Questo schema è un primo (un po’ timido) tentativo di definire in modo chiaro i parametri di certificazione per una figura così delicata, ma a mio avviso in Italia sarebbe utile proporre uno schema ben più rigido e legato alla nostra specifica esperienza in materia (che senz’altro può essere presa come punto di riferimento in Europa e guidare così scelte consapevoli da parte degli altri Stati membri).
[11] Considerando 97: per i trattamenti effettuati da un’autorità pubblica, eccettuate le autorità giurisdizionali o autorità giudiziarie indipendenti quando esercitano le loro funzioni giurisdizionali, o per i trattamenti effettuati nel settore privato da un titolare del trattamento le cui attività principali consistono in trattamenti che richiedono un monitoraggio regolare e sistematico degli interessati su larga scala, o ove le attività principali del titolare del trattamento o del responsabile del trattamento consistano nel trattamento su larga scala di categorie particolari di dati personali e di dati relativi alle condanne penali e ai reati, il titolare del trattamento o il responsabile del trattamento dovrebbe essere assistito da una persona che abbia una conoscenza specialistica della normativa e delle pratiche in materia di protezione dei dati nel controllo del rispetto a livello interno del presente regolamento. Nel settore privato le attività principali del titolare del trattamento riguardano le sue attività primarie ed esulano dal trattamento dei dati personali come attività accessoria. Il livello necessario di conoscenza specialistica dovrebbe essere determinato in particolare in base ai trattamenti di dati effettuati e alla protezione richiesta per i dati personali trattati dal titolare del trattamento o dal responsabile del trattamento. Tali responsabili della protezione dei dati, dipendenti o meno del titolare del trattamento, dovrebbero poter adempiere alle funzioni e ai compiti loro incombenti in maniera indipendente.
[12] Questa è l’unica effettiva (pur se molto relativa) differenza tra il DPO e il Responsabile del trattamento dei dati come indicato nella sua genericità dall’art. 29 del Codice.

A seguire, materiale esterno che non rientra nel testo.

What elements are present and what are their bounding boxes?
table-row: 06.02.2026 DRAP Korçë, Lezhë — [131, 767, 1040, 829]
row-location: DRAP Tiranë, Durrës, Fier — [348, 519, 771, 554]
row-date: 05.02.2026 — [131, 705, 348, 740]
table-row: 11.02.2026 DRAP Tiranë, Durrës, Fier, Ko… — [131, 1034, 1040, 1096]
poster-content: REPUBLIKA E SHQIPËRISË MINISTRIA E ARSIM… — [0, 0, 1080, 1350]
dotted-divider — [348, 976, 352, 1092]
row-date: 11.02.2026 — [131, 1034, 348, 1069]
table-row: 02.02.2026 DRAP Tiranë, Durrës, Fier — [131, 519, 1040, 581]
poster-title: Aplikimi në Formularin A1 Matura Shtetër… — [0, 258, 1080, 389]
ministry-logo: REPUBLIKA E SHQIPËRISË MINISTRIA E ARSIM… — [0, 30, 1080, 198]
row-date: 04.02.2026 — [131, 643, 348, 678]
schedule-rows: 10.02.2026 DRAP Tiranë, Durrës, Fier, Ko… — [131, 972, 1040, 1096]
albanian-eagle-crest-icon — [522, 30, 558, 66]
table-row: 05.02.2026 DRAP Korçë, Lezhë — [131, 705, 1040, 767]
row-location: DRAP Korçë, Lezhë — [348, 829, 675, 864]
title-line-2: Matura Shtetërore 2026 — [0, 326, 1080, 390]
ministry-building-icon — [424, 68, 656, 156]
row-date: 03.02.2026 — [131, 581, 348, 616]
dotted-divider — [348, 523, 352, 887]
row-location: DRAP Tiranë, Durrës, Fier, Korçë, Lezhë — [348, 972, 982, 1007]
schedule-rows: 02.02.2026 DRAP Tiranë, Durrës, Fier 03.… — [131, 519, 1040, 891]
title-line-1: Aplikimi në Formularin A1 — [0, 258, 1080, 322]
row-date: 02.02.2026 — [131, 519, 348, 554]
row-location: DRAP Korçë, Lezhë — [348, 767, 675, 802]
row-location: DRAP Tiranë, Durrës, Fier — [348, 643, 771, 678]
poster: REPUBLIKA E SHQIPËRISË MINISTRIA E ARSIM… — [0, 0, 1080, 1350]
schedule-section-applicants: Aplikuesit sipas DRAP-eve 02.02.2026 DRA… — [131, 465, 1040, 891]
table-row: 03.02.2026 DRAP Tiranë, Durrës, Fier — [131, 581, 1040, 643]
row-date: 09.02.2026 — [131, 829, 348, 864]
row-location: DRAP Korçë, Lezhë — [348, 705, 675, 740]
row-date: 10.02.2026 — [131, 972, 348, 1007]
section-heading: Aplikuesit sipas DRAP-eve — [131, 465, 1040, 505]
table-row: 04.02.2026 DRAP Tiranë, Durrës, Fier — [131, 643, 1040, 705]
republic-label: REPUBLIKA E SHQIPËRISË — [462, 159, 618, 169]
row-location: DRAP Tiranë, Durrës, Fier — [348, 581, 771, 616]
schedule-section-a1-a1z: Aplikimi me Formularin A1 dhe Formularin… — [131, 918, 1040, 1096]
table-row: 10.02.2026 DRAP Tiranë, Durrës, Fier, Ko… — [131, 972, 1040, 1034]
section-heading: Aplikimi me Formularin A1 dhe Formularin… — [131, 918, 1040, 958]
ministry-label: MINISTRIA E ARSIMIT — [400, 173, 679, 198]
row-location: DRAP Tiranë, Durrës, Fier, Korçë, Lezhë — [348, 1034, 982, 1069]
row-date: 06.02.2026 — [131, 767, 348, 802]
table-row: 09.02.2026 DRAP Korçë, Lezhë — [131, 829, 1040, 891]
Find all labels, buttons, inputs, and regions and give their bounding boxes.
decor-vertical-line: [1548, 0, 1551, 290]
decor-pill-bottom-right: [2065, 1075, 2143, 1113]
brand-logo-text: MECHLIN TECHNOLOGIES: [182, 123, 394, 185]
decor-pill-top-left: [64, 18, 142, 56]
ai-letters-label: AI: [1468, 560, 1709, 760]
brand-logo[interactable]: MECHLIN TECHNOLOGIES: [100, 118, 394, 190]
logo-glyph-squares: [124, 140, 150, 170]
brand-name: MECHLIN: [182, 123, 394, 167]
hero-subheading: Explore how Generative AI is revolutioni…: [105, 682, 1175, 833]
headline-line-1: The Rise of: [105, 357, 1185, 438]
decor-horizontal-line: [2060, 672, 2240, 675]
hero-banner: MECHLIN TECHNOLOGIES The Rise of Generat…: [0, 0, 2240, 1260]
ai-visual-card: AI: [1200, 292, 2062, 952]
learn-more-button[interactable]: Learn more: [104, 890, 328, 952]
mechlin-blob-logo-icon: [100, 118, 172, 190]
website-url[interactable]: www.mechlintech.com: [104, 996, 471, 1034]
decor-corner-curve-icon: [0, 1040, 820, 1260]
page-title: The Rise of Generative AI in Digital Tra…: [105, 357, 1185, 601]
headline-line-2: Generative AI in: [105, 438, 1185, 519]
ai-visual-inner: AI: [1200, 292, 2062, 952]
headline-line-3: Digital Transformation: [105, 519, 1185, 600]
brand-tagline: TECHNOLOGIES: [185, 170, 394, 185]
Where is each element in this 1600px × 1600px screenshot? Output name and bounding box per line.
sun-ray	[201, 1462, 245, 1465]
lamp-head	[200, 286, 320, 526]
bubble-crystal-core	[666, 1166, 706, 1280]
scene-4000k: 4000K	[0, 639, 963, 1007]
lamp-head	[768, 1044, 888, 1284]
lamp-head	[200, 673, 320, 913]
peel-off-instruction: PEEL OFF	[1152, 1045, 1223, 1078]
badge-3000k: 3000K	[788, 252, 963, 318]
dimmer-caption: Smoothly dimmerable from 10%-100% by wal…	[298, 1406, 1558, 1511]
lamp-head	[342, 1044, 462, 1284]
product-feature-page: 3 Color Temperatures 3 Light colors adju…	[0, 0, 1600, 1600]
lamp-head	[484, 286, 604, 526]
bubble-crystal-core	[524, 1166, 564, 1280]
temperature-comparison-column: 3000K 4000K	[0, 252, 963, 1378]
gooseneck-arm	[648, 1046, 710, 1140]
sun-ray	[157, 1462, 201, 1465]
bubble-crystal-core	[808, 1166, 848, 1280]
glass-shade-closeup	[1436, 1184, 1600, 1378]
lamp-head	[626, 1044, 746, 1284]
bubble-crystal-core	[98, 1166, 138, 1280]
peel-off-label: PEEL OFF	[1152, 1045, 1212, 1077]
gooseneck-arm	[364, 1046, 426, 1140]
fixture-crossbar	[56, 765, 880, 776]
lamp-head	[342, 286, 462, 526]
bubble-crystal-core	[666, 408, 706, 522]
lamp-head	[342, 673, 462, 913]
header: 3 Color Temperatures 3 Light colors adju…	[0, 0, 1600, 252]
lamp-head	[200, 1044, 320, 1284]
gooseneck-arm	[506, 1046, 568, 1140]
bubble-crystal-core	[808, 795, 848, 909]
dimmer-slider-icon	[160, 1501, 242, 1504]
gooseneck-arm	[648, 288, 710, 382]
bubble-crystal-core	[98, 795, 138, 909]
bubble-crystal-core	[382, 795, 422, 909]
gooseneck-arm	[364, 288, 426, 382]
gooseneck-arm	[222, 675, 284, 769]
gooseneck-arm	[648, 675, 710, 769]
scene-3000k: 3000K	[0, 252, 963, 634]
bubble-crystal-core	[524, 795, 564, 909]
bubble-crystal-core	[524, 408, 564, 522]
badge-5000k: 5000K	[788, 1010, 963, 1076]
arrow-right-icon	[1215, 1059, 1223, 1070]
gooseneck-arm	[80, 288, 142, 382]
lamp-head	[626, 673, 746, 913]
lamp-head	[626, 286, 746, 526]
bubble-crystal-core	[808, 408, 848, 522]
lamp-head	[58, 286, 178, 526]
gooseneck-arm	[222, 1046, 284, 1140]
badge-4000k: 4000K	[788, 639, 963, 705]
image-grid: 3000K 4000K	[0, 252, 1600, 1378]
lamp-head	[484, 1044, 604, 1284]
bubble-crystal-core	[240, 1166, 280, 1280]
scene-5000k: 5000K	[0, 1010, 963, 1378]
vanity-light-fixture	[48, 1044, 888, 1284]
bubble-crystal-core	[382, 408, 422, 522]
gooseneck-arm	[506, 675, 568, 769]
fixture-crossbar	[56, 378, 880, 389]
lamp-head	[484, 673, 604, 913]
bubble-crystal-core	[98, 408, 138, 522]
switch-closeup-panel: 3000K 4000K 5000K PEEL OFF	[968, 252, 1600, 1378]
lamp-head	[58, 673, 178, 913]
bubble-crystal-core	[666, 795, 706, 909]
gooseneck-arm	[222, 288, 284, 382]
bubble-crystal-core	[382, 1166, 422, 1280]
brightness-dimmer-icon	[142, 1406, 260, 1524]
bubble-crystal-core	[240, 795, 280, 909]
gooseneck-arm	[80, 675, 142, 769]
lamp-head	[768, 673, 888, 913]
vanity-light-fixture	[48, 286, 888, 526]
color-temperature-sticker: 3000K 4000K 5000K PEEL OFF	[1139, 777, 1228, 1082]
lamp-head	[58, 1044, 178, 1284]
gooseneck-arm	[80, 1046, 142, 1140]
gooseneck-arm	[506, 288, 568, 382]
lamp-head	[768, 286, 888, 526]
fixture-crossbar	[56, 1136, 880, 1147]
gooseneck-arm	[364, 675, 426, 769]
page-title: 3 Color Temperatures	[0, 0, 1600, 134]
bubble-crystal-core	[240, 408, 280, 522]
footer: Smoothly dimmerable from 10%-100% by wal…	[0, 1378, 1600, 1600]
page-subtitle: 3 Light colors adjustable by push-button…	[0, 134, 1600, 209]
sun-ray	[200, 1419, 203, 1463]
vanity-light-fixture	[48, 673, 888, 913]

Anche se – a leggere bene l’art. 29 – il legislatore italiano afferma nel comma 2 del citato articolo che “i compiti affidati al responsabile sono analiticamente specificati per iscritto dal titolare”, ma non precisa che questi compiti debbano essere svolti seguendo precise istruzioni, anzi…
[13] Decreto Legislativo 8 giugno 2001, n. 231 “Disciplina della responsabilità amministrativa delle persone giuridiche, delle società e delle associazioni anche prive di personalità giuridica, a norma dell’articolo 11 della legge 29 settembre 2000, n. 300” pubblicato nella Gazzetta Ufficiale n. 140 del 19 giugno 2001.
[14] Leggasi Organismo di Vigilanza.
[15] Le stesse Linee Guida DPO hanno precisato che occorre prestare massima attenzione a situazioni interne di conflitto di interesse, laddove a pag. 17 affermano che “a grandi linee, possono sussistere situazioni di conflitto all’interno dell’organizzazione del titolare o del responsabile riguardo a ruoli manageriali di vertice (amministratore delegato,responsabile operativo, responsabile finanziario, responsabile sanitario, direzione marketing, direzione risorse umane, responsabile IT), ma anche rispetto a posizioni gerarchicamente inferiori se queste ultime comportano la determinazione di finalità o mezzi del trattamento”.
[16] In proposito rinviamo a questo contributo.
[17] Ovvio che si dovrà prestare massima attenzione nella definizione dei contratti di servizi anche al fine di evitare conflitti di interesse nell’affidamento di queste delicate funzioni e nelle Linee Guida sui DPO ci sono già alcune indicazioni in tal senso.